Reuben did not press for an answer, but began telling her about the work he and Fairchild had inaugurated that morning. “We are not going to wait for the committee,” he said. “The place can be in some sort of shape within a week, I hope, and then we are going to open it as a reading-room first of all, where every man of the village who behaves himself can be free to come. There will be tea and coffee at low prices; and if the lockout continues, I’ve got plans for something else—a kind of soup-kitchen. We sha’n’t attempt to put the thing on a business basis at all until the men have got to work again. Then we will leave it to them, as to how they will support it, and what shall be done with the other rooms. By the way, I haven’t seen much lately of the Lawton girl’s project. I’ve heard vaguely that a start had been made, and that it seemed to work well. Are you pleased with it?”

Kate answered in a low voice: “I have never been there but once since we met there last winter. I did what I promised, in the way of assistance, but I did not go again. I too have heard vaguely that it was a success.”

Reuben looked such obvious inquiry that that young lady felt impelled to explain: “The very next day after I went there last with the money and the plan, I heard some very painful things about the girl—about her present life, I mean—from a friend, or rather from one whom I took then to be a friend; and what he said prejudiced me, I suppose—”

A swift intuition helped Reuben to say: “By a friend’ you mean Horace Boyce!”

Kate nodded her head in assent. As for Reuben, he rose abruptly from his seat, motioning to his companion to keep her chair. He thrust his hands into his pockets, and began pacing up and down along the edge of the sofa at her side, frowning at the carpet.

“Miss Kate,” he said at last, in a voice full of strong feeling, “there is no possibility of my telling you what an infernal blackguard that man is.”

“Yes, he has behaved very badly,” she said. “I suppose I am to blame for having listened to him at all. But he had seen me there at her place, through the glass door, and he seemed so anxious to keep me from being imposed upon, and possibly compromised, that—”

“My dear young lady,” broke in Reuben, “you have no earthly idea of the cruelty and meanness of what he did by saying that to you. I can’t—or yes, why shouldn’t I? The fact is that that poor girl—and when she was at my school she was as honest and good and clever a child as I ever saw in my life—owed her whole misery and wretchedness to Horace Boyce. I never dreamed of it, either at the time or later; in fact, until the very day I met you at the milliner’s shop. Somehow I mentioned that he was my partner, and then she told me. And then, knowing that, I had to sit still all summer and see him coming here every day, on intimate terms with you and your sister and mother.” Reuben stopped himself with the timely recollection that this was an unauthorized emotion, and added hurriedly: “But I never could have imagined such baseness, to deliberately slander her to you!”

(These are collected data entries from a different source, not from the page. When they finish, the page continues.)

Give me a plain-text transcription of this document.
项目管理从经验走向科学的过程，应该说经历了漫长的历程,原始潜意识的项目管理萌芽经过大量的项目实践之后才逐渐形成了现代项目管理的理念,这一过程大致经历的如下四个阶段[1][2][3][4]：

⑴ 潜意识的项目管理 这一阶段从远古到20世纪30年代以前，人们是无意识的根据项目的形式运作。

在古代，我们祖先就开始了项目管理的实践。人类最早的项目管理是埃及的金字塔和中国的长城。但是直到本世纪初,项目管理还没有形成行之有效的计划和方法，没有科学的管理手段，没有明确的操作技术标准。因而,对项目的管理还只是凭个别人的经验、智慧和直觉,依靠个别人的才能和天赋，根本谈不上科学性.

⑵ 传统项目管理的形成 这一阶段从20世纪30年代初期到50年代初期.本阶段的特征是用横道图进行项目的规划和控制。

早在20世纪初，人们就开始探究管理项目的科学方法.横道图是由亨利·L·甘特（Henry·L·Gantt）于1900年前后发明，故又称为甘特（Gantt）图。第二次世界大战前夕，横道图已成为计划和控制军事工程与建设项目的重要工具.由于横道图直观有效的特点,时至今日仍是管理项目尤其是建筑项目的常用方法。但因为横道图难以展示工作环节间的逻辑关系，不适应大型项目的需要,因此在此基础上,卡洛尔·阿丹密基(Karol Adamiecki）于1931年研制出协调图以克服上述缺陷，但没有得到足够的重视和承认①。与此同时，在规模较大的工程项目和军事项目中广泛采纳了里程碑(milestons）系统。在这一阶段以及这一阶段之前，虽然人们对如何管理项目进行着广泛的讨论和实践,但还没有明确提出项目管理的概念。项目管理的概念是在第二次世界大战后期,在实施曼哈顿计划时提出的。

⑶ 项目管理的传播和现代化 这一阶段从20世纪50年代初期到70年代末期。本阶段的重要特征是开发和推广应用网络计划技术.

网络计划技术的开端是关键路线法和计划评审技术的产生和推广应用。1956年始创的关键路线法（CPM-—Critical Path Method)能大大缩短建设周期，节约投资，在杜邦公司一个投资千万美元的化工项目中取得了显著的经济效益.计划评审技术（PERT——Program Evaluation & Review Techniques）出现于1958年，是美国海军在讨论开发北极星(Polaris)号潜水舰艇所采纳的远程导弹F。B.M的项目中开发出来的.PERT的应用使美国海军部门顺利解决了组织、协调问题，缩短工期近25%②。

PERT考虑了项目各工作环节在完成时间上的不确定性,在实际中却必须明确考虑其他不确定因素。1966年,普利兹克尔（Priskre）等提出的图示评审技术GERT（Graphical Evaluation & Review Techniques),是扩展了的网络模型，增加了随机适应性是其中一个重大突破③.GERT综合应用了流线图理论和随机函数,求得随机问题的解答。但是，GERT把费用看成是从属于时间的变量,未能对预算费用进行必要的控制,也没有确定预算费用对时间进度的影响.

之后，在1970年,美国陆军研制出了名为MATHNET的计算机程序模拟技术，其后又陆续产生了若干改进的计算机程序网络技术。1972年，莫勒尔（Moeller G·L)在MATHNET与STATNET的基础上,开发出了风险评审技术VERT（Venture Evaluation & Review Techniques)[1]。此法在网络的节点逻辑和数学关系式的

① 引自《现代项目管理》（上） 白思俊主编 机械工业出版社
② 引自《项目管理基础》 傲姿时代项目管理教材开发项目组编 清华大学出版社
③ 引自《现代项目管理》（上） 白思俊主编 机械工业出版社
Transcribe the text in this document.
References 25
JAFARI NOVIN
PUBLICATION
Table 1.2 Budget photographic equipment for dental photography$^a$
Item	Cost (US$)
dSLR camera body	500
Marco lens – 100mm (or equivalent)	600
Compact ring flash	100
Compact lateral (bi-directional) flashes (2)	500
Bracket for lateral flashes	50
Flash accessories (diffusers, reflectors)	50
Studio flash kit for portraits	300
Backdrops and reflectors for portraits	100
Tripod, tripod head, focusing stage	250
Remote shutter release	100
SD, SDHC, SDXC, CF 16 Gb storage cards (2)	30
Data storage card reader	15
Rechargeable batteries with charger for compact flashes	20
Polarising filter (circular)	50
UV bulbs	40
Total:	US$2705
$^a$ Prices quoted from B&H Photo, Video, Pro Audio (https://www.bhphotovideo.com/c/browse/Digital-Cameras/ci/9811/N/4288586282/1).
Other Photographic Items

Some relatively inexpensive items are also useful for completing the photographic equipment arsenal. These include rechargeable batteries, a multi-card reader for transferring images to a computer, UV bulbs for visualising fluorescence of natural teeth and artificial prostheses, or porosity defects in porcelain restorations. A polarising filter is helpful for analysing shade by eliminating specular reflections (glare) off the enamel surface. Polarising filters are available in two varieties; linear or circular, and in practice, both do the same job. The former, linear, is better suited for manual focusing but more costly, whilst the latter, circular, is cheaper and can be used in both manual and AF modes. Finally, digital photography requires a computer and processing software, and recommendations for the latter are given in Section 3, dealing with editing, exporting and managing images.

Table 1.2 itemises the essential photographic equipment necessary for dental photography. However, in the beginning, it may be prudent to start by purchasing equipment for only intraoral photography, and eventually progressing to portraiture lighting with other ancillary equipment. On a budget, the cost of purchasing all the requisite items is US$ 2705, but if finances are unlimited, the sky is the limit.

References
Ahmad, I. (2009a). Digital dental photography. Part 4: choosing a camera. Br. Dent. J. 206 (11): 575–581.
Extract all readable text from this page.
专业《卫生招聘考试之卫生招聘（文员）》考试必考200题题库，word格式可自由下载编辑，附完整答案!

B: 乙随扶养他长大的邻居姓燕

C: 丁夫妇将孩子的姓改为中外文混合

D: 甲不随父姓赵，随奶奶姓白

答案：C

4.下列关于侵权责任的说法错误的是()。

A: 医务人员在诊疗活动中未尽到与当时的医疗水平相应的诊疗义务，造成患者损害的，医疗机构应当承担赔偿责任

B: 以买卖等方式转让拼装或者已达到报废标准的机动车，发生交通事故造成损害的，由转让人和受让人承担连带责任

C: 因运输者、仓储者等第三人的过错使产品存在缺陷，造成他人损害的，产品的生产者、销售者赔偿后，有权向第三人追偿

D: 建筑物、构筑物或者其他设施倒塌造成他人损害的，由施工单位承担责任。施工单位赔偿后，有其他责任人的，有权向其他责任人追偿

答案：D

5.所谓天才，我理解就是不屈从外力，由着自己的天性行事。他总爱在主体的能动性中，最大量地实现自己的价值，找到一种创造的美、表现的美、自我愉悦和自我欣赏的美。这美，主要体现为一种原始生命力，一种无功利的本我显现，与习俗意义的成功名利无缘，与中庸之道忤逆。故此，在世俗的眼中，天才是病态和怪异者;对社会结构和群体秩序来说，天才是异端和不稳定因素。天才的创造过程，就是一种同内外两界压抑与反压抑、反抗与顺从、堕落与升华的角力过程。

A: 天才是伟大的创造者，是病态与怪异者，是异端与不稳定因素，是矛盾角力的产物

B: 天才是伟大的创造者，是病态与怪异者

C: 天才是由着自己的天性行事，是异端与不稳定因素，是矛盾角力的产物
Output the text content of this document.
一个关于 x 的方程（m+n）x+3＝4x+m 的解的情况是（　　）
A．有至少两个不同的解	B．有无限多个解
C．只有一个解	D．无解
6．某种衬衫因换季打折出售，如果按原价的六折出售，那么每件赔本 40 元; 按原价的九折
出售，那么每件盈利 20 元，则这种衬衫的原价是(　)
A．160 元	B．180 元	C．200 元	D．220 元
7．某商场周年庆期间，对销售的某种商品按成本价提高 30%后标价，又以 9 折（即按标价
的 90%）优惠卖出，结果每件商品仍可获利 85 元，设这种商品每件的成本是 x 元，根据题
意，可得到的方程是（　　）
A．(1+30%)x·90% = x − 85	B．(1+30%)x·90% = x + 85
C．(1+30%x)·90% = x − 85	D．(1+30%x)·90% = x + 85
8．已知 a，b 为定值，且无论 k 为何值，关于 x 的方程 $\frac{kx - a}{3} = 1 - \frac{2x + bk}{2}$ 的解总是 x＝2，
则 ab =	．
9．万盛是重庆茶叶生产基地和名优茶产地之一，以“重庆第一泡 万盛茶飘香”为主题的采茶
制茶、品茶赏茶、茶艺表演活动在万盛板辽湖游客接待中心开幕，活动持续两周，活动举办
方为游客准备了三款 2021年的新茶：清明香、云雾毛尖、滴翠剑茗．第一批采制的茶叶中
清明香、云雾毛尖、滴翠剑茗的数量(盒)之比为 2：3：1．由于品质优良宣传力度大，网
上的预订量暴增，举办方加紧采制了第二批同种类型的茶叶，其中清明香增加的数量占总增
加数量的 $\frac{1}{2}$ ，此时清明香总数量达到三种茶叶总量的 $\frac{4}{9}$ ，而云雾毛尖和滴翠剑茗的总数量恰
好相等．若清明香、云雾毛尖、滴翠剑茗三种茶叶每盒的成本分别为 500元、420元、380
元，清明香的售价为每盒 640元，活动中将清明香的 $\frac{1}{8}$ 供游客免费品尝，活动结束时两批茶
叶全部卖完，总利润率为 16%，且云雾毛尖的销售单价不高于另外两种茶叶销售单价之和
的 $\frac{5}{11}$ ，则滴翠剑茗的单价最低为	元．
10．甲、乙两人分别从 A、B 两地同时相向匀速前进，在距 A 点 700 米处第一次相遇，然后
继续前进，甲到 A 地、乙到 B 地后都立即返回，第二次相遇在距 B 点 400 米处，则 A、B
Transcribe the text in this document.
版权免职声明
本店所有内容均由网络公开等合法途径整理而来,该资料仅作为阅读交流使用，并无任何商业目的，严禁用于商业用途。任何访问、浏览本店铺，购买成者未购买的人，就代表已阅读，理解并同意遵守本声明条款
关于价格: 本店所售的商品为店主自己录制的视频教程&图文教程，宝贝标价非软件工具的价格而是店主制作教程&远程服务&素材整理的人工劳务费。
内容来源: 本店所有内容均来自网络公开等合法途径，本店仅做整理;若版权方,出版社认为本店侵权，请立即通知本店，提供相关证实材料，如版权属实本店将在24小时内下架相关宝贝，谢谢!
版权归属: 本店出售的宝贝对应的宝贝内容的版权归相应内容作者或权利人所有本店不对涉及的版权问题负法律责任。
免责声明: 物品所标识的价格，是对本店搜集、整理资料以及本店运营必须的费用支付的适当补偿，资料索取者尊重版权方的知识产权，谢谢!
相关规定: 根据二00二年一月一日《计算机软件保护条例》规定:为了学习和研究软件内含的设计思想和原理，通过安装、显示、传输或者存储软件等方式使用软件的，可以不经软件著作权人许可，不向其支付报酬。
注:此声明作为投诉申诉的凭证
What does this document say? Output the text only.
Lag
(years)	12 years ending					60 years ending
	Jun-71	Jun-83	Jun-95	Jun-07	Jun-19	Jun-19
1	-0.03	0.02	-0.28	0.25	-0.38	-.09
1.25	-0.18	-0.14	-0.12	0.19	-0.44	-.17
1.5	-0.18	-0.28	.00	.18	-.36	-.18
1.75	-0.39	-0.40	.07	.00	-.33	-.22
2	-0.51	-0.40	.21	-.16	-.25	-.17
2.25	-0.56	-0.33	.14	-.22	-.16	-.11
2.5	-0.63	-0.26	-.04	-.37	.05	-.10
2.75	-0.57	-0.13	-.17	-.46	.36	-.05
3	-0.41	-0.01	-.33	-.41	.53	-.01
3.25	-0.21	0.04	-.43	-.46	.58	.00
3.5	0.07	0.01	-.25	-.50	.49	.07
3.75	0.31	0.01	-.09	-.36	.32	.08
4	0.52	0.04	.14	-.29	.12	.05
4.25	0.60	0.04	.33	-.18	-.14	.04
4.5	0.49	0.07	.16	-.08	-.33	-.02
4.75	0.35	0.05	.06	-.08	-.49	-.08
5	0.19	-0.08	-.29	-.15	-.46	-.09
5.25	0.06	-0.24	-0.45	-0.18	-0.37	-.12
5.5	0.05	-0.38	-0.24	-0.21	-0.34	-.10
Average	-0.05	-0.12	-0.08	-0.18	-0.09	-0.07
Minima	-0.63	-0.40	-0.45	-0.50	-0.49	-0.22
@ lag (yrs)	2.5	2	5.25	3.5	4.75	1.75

Kate did not at once reply, and when she did speak it was to turn the talk away from Horace Boyce. “I will go and see her to-morrow,” she said.

“I am very glad to hear you say that,” was Reuben’s comment. “It is like you to say it,” he went on, with brightening eyes. “It is a benediction to be the friend of a young woman like you, who has no impulses that are not generous, and whose only notion of power is to help others.”